Ces événements nous conduisent à la deuxième partie du roman, Le Pénitencier. Daniel et sa famille sont laissés largement en arrière, et l’intrigue se concentre essentiellement sur les deux frères et les relations qu’ils entretiennent – plus exactement sur les efforts multipliés d’Antoine pour nouer une relation de confiance et d’amitié avec son cadet. Le titre se réfère cette fois à l’institution pour jeunes délinquants où se retrouve Jacques, institution dont son père est le fondateur. Le fossé qui se creuse entre Jacques et son père Oscar Thibault est cette fois devenu complètement infranchissable.

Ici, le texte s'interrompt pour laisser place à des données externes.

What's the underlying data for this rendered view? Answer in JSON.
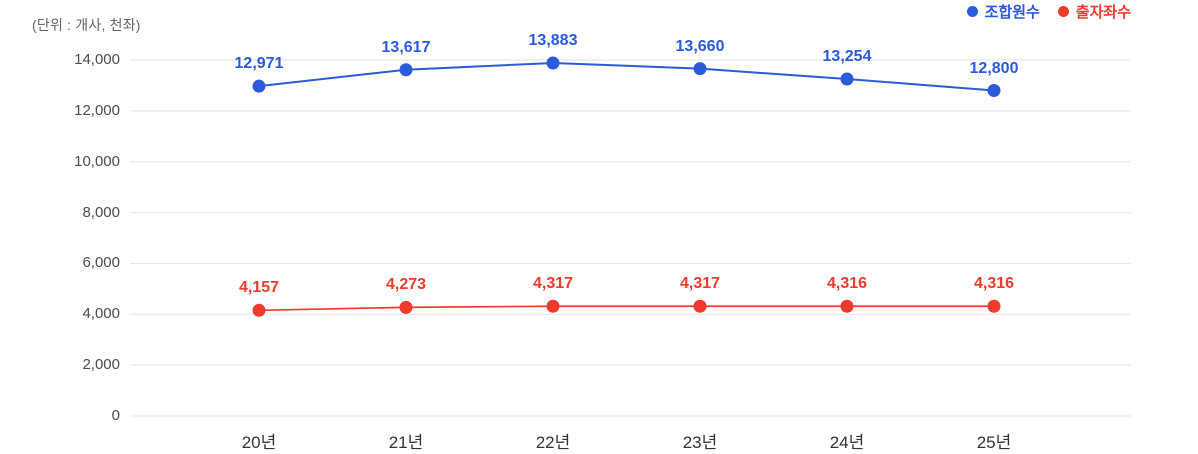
{
  "unit_label": "(단위 : 개사, 천좌)",
  "legend": [
    {
      "key": "members",
      "label": "조합원수",
      "color": "#2B5BDC"
    },
    {
      "key": "shares",
      "label": "출자좌수",
      "color": "#EE3B2B"
    }
  ],
  "chart_data": {
    "type": "line",
    "title": "",
    "unit_label": "(단위 : 개사, 천좌)",
    "categories": [
      "20년",
      "21년",
      "22년",
      "23년",
      "24년",
      "25년"
    ],
    "series": [
      {
        "key": "members",
        "name": "조합원수",
        "color": "#2B5BDC",
        "values": [
          12971,
          13617,
          13883,
          13660,
          13254,
          12800
        ],
        "labels": [
          "12,971",
          "13,617",
          "13,883",
          "13,660",
          "13,254",
          "12,800"
        ]
      },
      {
        "key": "shares",
        "name": "출자좌수",
        "color": "#EE3B2B",
        "values": [
          4157,
          4273,
          4317,
          4317,
          4316,
          4316
        ],
        "labels": [
          "4,157",
          "4,273",
          "4,317",
          "4,317",
          "4,316",
          "4,316"
        ]
      }
    ],
    "ylim": [
      0,
      14000
    ],
    "yticks": [
      0,
      2000,
      4000,
      6000,
      8000,
      10000,
      12000,
      14000
    ],
    "ytick_labels": [
      "0",
      "2,000",
      "4,000",
      "6,000",
      "8,000",
      "10,000",
      "12,000",
      "14,000"
    ],
    "grid": true,
    "legend_position": "top-right"
  },
  "colors": {
    "grid": "#E3E3E3",
    "axis_text": "#4D4D4D",
    "x_axis_text": "#333333",
    "unit_text": "#666666",
    "background": "#FFFFFF"
  }
}
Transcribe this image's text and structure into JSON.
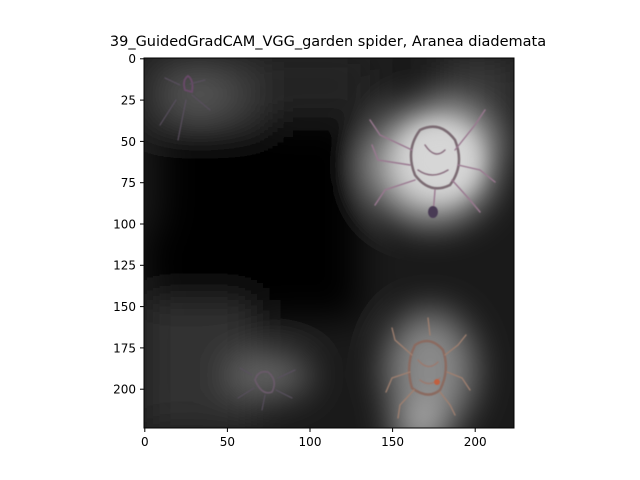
{
  "title": "39_GuidedGradCAM_VGG_garden spider, Aranea diademata",
  "image": {
    "description_icon": "heatmap-overlay-image",
    "colors": {
      "background": "#000000",
      "hot": "#ffffff"
    }
  },
  "axes": {
    "x_ticks": [
      "0",
      "50",
      "100",
      "150",
      "200"
    ],
    "y_ticks": [
      "0",
      "25",
      "50",
      "75",
      "100",
      "125",
      "150",
      "175",
      "200"
    ],
    "x_range": [
      0,
      224
    ],
    "y_range": [
      0,
      224
    ]
  }
}
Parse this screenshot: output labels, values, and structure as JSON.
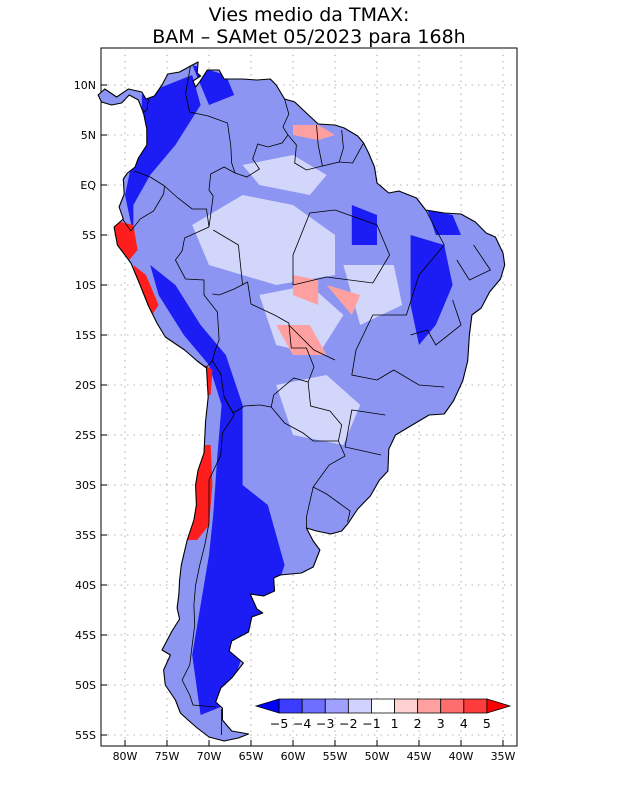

La Belle Saison marque un tournant dans l’œuvre. Alors que la vie de Daniel s’est pour ainsi dire presque complètement effacée, celle de Jacques perd nettement de son intérêt – et pour cause, pourra-t-on dire, puisque c’est justement la « belle saison » est surtout pour lui la grande période de l’ennui. Heureusement pour le lecteur, qui n’a pas, lui, vocation à s’ennuyer, l’intrigue se resserre un peu plus d’Antoine, de ces combats en tant que médecin et de sa découverte de l’amour dans la personne de la belle Rachel. Mais alors que le frère aîné s’aveugle dans sa passion, un autre drame se joue, décisif celui-là : Jacques se retrouve pris entre deux feux, celui de son amour incestueux pour sa sœur par adoption Gise et celui de son amour paradoxal pour la petite sœur de Daniel, Jenny, qui non contente d’être protestante, le déteste. Cette accumulation de problèmes personnels le pousse à accomplir l’acte irréparable.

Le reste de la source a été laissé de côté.